Был день третий и тысячи дней потом,
Залитые тёплым человеческим потом
И сбитый навечно с толку, преданный, добрый Сын.
Была смерть во имя жизни в походах
На окровавленных шёлковых символах
Тысячи падали не для воскрешения
Падали, падали, падают всё ещё, как один.
После всякой истории о Царях и особенно, –
О небесных.
Люди выносят их на плечах
Люди уносят их на плечах
Только всё больше к бездне.
До и после Адольфа были словесные штурмы,
Был молодой Иосиф, который писал стихи,
А потом у того Иосифа были свои тюрьмы
(Мечтать нужно возвышенно),
Они излучали солнце, шаги в них были легки.
После голодных дней и бескрылых мух
Слов было не меньше, как после Нью-Йоркских башен,
Всё разрывается глухо и немо. Вслух,
Делятся дети на очень чужих и наших.
Делятся округи на квадратные лоскуты,
Делятся головы на участие и на участь,
Распределяются степени под научность,
Движется очередь в пост занимать посты.
После двенадцати ночи я дико хочу спать,
Но широко открываю свои глаза.
Мне нужно всё это себе сказать,
Мне нужно всё это тебе сказать,
Мне нужно две спички, всего ничего,
Для тех, кому завтра со мной стоять,
Для тех, кому завтра за мной стоять,
Но спичек нет и за мной никого.
РИМ
Никогда не будет столько твоих прохлад,
Столько твоих простуд, чтобы их стало вдоволь.

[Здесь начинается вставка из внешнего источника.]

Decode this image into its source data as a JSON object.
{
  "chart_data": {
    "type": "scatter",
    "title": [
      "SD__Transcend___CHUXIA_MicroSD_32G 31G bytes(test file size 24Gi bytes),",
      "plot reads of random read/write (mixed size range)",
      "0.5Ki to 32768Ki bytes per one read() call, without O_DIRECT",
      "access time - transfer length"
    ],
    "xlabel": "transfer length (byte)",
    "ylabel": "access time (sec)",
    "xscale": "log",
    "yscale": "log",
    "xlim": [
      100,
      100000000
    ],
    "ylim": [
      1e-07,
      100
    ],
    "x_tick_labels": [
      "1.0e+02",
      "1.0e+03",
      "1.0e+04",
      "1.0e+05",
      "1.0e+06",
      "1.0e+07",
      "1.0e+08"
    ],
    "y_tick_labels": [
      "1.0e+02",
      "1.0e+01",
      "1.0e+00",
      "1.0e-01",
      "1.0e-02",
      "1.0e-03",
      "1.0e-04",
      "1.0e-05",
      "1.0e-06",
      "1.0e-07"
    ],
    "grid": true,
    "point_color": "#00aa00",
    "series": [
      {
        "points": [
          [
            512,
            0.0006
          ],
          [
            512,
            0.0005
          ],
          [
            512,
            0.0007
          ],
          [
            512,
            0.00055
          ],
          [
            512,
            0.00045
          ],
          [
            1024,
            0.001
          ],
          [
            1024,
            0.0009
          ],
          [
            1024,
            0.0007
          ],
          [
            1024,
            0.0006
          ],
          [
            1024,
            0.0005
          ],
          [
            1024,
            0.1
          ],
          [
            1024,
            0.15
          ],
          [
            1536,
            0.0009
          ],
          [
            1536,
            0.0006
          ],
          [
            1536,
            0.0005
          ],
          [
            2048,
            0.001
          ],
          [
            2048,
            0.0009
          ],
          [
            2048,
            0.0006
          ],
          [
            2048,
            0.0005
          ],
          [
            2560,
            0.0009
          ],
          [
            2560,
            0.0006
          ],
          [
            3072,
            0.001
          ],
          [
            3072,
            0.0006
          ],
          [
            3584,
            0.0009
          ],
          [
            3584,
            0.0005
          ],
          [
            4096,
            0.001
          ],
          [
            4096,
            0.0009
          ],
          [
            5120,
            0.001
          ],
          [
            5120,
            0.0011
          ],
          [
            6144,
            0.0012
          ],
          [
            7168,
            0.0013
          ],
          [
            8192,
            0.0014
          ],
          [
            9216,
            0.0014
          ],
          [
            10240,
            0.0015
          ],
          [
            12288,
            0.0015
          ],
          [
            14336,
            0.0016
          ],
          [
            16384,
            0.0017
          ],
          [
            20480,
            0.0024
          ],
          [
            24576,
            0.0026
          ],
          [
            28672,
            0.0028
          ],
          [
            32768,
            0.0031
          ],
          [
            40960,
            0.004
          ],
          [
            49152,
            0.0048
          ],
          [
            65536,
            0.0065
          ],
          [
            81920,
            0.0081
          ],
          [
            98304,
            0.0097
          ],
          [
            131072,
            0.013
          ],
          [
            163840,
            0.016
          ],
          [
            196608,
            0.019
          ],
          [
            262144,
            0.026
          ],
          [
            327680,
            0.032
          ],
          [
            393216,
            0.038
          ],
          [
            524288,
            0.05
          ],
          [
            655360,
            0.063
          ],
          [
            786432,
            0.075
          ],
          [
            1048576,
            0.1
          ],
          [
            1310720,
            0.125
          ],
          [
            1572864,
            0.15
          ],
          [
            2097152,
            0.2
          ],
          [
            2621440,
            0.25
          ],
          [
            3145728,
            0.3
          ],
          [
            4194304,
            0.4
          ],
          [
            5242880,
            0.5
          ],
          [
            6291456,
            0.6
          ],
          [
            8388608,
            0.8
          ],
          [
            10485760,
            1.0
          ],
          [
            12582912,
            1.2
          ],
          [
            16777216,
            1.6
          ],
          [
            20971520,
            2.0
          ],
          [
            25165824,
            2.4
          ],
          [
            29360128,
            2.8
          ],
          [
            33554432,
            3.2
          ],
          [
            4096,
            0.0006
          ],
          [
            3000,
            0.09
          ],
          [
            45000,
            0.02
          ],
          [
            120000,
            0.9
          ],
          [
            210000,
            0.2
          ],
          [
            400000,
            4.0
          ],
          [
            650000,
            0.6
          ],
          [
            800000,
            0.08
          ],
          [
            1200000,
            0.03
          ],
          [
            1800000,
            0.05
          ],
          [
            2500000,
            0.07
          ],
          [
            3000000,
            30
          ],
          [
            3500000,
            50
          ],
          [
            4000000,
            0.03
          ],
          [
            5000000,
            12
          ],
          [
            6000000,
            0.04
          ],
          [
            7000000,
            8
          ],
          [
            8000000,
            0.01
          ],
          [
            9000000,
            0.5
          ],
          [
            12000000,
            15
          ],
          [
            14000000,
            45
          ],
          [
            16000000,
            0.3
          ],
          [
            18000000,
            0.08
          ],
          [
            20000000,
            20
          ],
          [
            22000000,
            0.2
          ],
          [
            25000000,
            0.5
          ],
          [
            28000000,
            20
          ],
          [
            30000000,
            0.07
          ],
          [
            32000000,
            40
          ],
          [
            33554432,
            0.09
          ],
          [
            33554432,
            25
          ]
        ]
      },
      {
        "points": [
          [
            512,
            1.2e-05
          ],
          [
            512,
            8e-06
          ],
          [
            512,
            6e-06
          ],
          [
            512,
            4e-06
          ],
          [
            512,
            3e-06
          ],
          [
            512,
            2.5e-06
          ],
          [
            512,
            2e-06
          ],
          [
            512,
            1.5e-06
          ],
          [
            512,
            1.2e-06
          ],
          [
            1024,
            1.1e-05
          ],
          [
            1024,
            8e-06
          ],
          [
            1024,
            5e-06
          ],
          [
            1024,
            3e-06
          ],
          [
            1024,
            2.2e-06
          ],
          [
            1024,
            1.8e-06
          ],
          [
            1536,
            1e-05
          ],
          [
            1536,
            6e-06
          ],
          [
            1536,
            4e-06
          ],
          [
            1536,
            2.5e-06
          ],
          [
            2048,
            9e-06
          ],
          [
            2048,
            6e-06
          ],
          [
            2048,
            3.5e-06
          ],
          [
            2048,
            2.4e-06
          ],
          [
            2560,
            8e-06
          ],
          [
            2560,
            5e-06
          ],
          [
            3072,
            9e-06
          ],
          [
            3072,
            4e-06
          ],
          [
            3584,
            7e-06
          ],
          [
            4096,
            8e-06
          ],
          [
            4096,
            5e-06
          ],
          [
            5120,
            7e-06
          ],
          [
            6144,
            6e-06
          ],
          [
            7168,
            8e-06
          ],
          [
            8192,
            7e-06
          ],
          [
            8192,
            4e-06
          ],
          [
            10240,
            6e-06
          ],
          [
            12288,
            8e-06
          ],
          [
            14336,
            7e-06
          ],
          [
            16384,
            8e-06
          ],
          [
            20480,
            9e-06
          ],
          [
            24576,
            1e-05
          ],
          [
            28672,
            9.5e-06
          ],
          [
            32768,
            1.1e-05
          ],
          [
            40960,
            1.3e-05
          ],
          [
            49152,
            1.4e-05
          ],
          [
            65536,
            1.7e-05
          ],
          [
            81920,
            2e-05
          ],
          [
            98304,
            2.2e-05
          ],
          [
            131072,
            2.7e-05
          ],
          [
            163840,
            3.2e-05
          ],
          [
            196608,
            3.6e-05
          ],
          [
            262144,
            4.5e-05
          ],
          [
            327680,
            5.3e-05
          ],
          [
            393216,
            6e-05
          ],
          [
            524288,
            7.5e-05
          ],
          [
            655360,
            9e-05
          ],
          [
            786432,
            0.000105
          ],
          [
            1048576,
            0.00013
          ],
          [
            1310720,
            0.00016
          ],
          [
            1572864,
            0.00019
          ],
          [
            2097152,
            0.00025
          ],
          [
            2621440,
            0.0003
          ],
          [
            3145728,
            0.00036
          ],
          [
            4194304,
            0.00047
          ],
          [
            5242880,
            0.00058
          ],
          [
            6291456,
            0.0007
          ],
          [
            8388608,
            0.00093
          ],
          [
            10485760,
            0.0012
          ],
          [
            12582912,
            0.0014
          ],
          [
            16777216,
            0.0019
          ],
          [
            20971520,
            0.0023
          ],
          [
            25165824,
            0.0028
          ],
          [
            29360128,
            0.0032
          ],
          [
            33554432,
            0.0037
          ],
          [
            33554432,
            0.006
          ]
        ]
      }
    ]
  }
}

Мне не спокойно возле тебя так,
Словно черти поют про чужой Багдад,
И я этим песням – главный припев и повод.
Точно мой день – производная от греха,
И каждый закат мне сулит лишь двойную плату.
Что это крошится красное
В середину жизни с побеленного потолка?
Кто эти люди, что входят в неё, как в палату?
У кого ты пил из груди свою красоту,
Для кого держал её спящую в расписной колыбели?
Этот мир у порога Марса
Роняет свою единственную звезду,
А я нахожу её у острого края твоей постели.

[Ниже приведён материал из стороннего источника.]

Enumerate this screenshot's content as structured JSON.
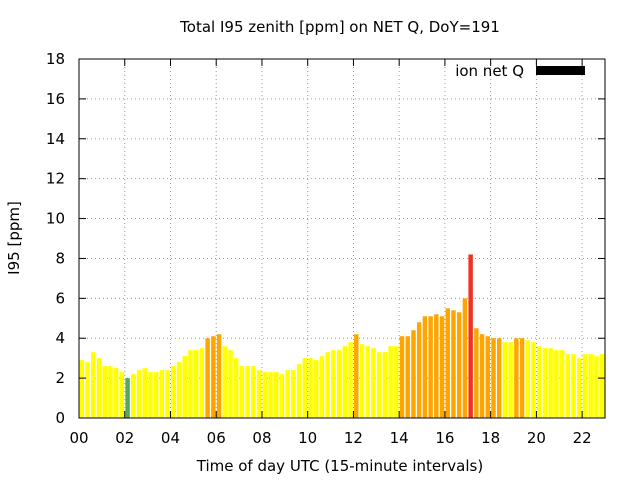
{
  "chart_data": {
    "type": "bar",
    "title": "Total I95 zenith [ppm] on NET Q, DoY=191",
    "xlabel": "Time of day UTC (15-minute intervals)",
    "ylabel": "I95 [ppm]",
    "ylim": [
      0,
      18
    ],
    "xlim": [
      0,
      23
    ],
    "grid": true,
    "legend": {
      "position": "top-right",
      "label": "ion net Q",
      "color": "#000000"
    },
    "x_ticks": [
      "00",
      "02",
      "04",
      "06",
      "08",
      "10",
      "12",
      "14",
      "16",
      "18",
      "20",
      "22"
    ],
    "y_ticks": [
      "0",
      "2",
      "4",
      "6",
      "8",
      "10",
      "12",
      "14",
      "16",
      "18"
    ],
    "colors": {
      "low": "#ffff00",
      "mid": "#ffa500",
      "high": "#ee3322",
      "bad": "#55aa55"
    },
    "interval_hours": 0.25,
    "values": [
      2.9,
      2.8,
      3.3,
      3.0,
      2.6,
      2.6,
      2.5,
      2.3,
      2.0,
      2.2,
      2.4,
      2.5,
      2.3,
      2.3,
      2.4,
      2.4,
      2.6,
      2.8,
      3.1,
      3.4,
      3.4,
      3.5,
      4.0,
      4.1,
      4.2,
      3.6,
      3.4,
      3.0,
      2.6,
      2.6,
      2.6,
      2.4,
      2.3,
      2.3,
      2.3,
      2.2,
      2.4,
      2.4,
      2.7,
      3.0,
      3.0,
      2.9,
      3.1,
      3.3,
      3.4,
      3.4,
      3.6,
      3.8,
      4.2,
      3.7,
      3.6,
      3.5,
      3.3,
      3.3,
      3.6,
      3.6,
      4.1,
      4.1,
      4.4,
      4.8,
      5.1,
      5.1,
      5.2,
      5.1,
      5.5,
      5.4,
      5.3,
      6.0,
      8.2,
      4.5,
      4.2,
      4.1,
      4.0,
      4.0,
      3.8,
      3.8,
      4.0,
      4.0,
      3.9,
      3.8,
      3.6,
      3.5,
      3.5,
      3.4,
      3.4,
      3.2,
      3.2,
      3.0,
      3.2,
      3.2,
      3.1,
      3.2
    ],
    "categories_by_index": {
      "8": "bad"
    }
  }
}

Завтра я задушу себя твоей простыней,
Тёплой, как десять солнц, живущих не по системе,
И дорога в Рим
Доставит меня домой,
Где я стану ждать тебя, вместе с другими всеми.
ОХРА
В пальцах хрустнул Вермеер.
Девочка, остановись, ты моё спасение
И остаток остатков.
Если тебя другими заменят,
В мире оставлю только горку заплаток,
Ни одного полотна.
Я надрываюсь от твоей лёгкости
И боюсь видеть твои плечевые дуги,
В них – сила сил.
У моей охры не хватит плотности врезать
Их в холст, как раболепно бы я не просил
И не давал пить у себя из вены.
Ты светлее белого света
Опустив глаза, крушишь мою маленькую тишину
Много-много раз.
Сведи моё дрожащее существо с умом,
Выведи из говорящих язык, и уже сейчас
Ты получишь свой жемчуг.
Но не останься в моей петле.
Продай мне укус, подари пиалу из дома радуги
Для сладкой крови,
Чтобы я жил без тебя,
Без тебя грунтовал свои дни и готовил
Красную тень твою
раненому себе.
ЗВЕЗДОПАД
Вот, сегодня мне демоны поутру говорят:
Надевай броню, догоняй отряд.
Там зияет дыра седьмой год подряд,
И простужен фланг, и закончился нафтизин,
И талоны расстреляны в продовольственный магазин.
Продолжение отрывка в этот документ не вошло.